Die Tödliche Doris formierte sich 1980 als Punkband, gegründet von Wolfgang Müller und Nikolaus Utermöhlen. Doch bald schon durchbrachen sie die Grenzen der Musik und bezogen Film, Fotografie, Literatur und Performance in ihr Schaffen ein – ein radikal interdisziplinärer Ansatz. Ihr Ziel war nie perfekte Beherrschung, sondern die Störung etablierter Normen: Statt Virtuosentum setzten sie auf Experiment und Provokation.
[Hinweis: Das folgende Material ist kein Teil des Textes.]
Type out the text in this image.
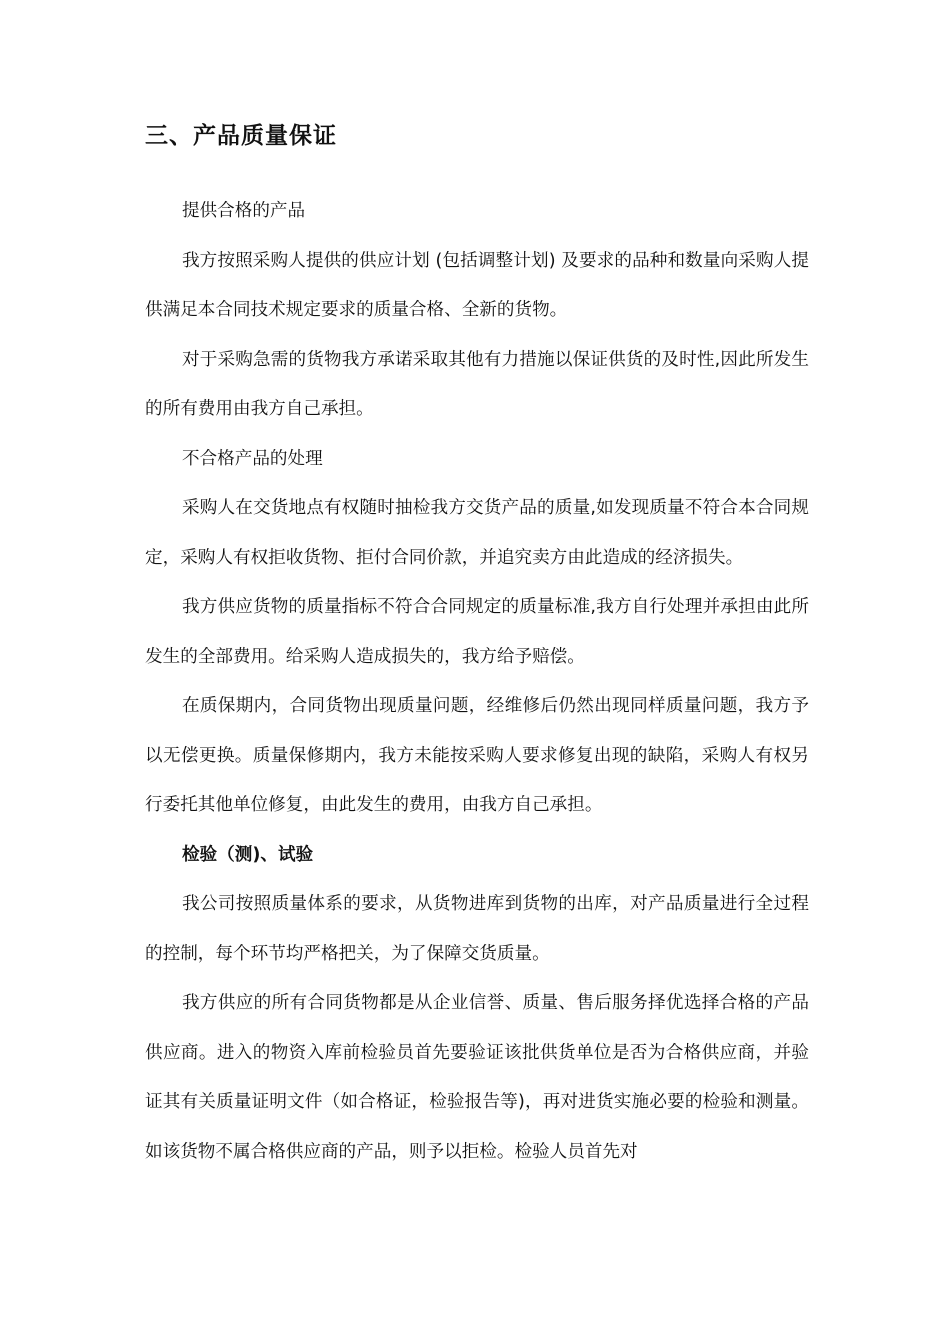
三、产品质量保证

提供合格的产品

我方按照采购人提供的供应计划 (包括调整计划) 及要求的品种和数量向采购人提供满足本合同技术规定要求的质量合格、全新的货物。

对于采购急需的货物我方承诺采取其他有力措施以保证供货的及时性,因此所发生的所有费用由我方自己承担。

不合格产品的处理

采购人在交货地点有权随时抽检我方交货产品的质量,如发现质量不符合本合同规定，采购人有权拒收货物、拒付合同价款，并追究卖方由此造成的经济损失。

我方供应货物的质量指标不符合合同规定的质量标准,我方自行处理并承担由此所发生的全部费用。给采购人造成损失的，我方给予赔偿。

在质保期内，合同货物出现质量问题，经维修后仍然出现同样质量问题，我方予以无偿更换。质量保修期内，我方未能按采购人要求修复出现的缺陷，采购人有权另行委托其他单位修复，由此发生的费用，由我方自己承担。

检验（测)、试验

我公司按照质量体系的要求，从货物进库到货物的出库，对产品质量进行全过程的控制，每个环节均严格把关，为了保障交货质量。

我方供应的所有合同货物都是从企业信誉、质量、售后服务择优选择合格的产品供应商。进入的物资入库前检验员首先要验证该批供货单位是否为合格供应商，并验证其有关质量证明文件（如合格证，检验报告等)，再对进货实施必要的检验和测量。如该货物不属合格供应商的产品，则予以拒检。检验人员首先对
Ihr einziges Gemälde, „Die Gesamtheit allen Lebens und alles Darüber Hinaus“, verkörpert perfekt ihren widersprüchlichen Stil. Es karikierte künstlerische Erwartungen, während es gleichzeitig die Betrachter aufforderte, die Definition von Kunst selbst infrage zu stellen. Frühwerke wie „Materialien für die Nachkriegszeit“ – eine Mischung aus Film und Fotografie – wurden später zu Inspirationsquellen für andere Multimedia-Künstler. Bereits 1981 waren sie fester Bestandteil der Berliner Underground-Szene und traten beim Festival der genialen Dilettanten neben anderen Avantgarde-Künstlern auf. Obwohl sich das Kollektiv 1987 offiziell auflöste, blieb sein Einfluss bestehen – noch im selben Jahr wurden sie zur documenta nach Kassel eingeladen. Besonders der Film entwickelte sich zu einem zentralen Medium ihrer Retrospektiven, das ihre verschiedenen Disziplinen verband.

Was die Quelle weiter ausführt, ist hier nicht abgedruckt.